Okay, story time. When I was little, one of my favorite things to do was to go into the small wooded area behind my parents' house, build myself a fort, and then gather berries, nuts and leaves for my pretend winter survival. I knew what I was doing: I had the Tom Brown Guide to Wilderness Survival on my shelf, I watched a lot of Grizzly Adams and Little House on the Prairie, and I enjoyed reading books where kids ran off into the wilderness and fended for themselves (like My Side of the Mountain and the Boxcar Children books).
I think all of these influences merged in my psyche to form a mild obsession for self-reliance. And it seems that within the last ten years of my life, this gentle-yet-insistence psychosis has affected my thinking more and more. I've yet to see if this is a good thing, or a bad thing. Time will tell.
I also blame this obsession on the cold war, and the peak of nuclear anxiety in the early 1980's. I vividly remember one night in particular during that time. A few weeks earlier I had been scared out of my skull while watching 'The Day After,' that nasty nuclear apocalypse made-for-TV movie. Why my parents allowed a pre-teen to watch such a film, I'll never know.
On the night in question, I woke up around midnight, hearing the faint sound of sirens. I crept into the hallway, listening, realizing that the sirens I was hearing were the same sirens I had heard while watching that horrible movie. I knew what was happening -- the nuclear bombs were coming.
What do I do? We had no fall-out shelter, no provisions, no plan of action, nothing. I was clutched with desparate fear. Where would the bombs land? Would the impact wave hit our house? When would the fallout begin?

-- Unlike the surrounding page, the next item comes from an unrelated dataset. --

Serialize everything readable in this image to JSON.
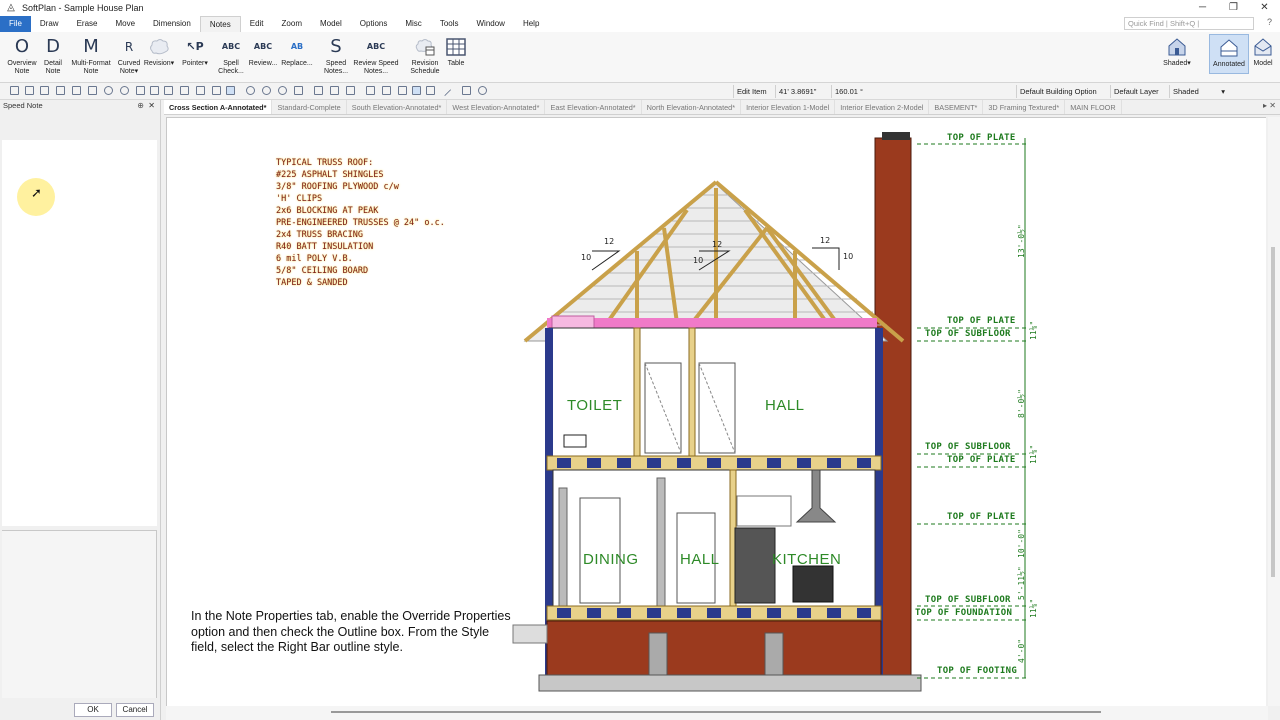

Would I die immediately, or suffer through radiation sickness for months before eventually dying a painful death? As you can see, I had a pretty vivid imagination as a child.
After a few minutes of terror, I decide to wake my parents. I go into their bedroom. Mom is absent for some reason, but Dad is there sleeping. I wake Dad up, gently shaking him and asking him to listen for the sirens. He groggily rises, still half asleep. He can't hear the sirens. I tell them they are air raid sirens, for a nuclear war. He says that if that's the case, then there's not much we can do about it. I am shocked by his nonchalance. He goes back to bed.
I am still terrified. I decide to go downstairs, and turn on the tv to see if there are any public alerts with more information. I creep down the dark stairs. The sirens seem to be getting louder. I walk through the dining room and the kitchen. The sirens are louder still. I stand at the small stairway leading into the family room, and see the television already on. My mother is stretched out on the couch, asleep.
The sirens stop. I watch the tv, and find myself watching 'The Day After' again. My brain leaps to conclusions: my mother has fallen asleep while watching tv, and that same horrible movie is being replayed. The sirens I heard upstairs were coming from the tv. The bombs are not coming, it is a night like any other, and I won't have to die from radiation poisoning.
I go to the tv and switch channels, just to make sure there are no news reports. I turn off the tv, and listen to the silence. I go back upstairs, make sure my Dad has fallen back asleep, and then go to bed. It takes me a long time to get to sleep. In the morning, my father remembers nothing of me waking him.
Just one hour of one child's life, but it's tendrils stretch out beyond twenty years.
3 comments:
Ok, that's a hair-raising story! I think it goes a long way, though, to speaking to the overall zeitgeist of our generation. What a lot of cultural critics tend to forget about our "slacker" generation is that we grew up during the nadir of the cold war, without the recent memory of World War II to help put it in perspective. Kids today (just to sound old and crotchety) don't really have a conception of what it was like to believe that nuclear anhilation was right around the corner. They have their own fears brought about by the state of the world today - terrorism being the chief among them. It's not the same feeling, though, as the firm belief that at any moment the evil "Ruskies" could nuke us, and thereby assure that we'd nuke them... which would, in turn, turn the world into an awful shell of its former existence.
Yeah... a MAJOR part of who we are, as a generation.
Don't feel like you should have to explain your desire to be self-sufficient, though. Given the economy and how much food costs at the grocery store, you're ahead of the game in my book. Why do you think Trish and I are steadily harvesting the apples from our tree and planning the produce we want to put in the garden next spring?
I notice how there was no mention in your story about any concern for the welfare of your little sister!!! You marched right past my room to wake up Dad during this crisis, but did you even stop to think of your innocent little sister? Oh no! Figures. And that's why I'm so warped!
Harold - You are so right about how the fear of nuclear war affected many in our generation. Terrorism is obviously a tremendous fear, but it is different than that of nuclear war. Although perhaps we should be afraid of both in this day and age.
So how many gallons of applesauce have you made so far?
Kathy - Ha! Sorry. I wasn't concerned about Karen or Bob either, if that makes you feel any better...
And don't try to blame your warpedness on me! Remember, I was there when you grew up - I know what crazy things you did!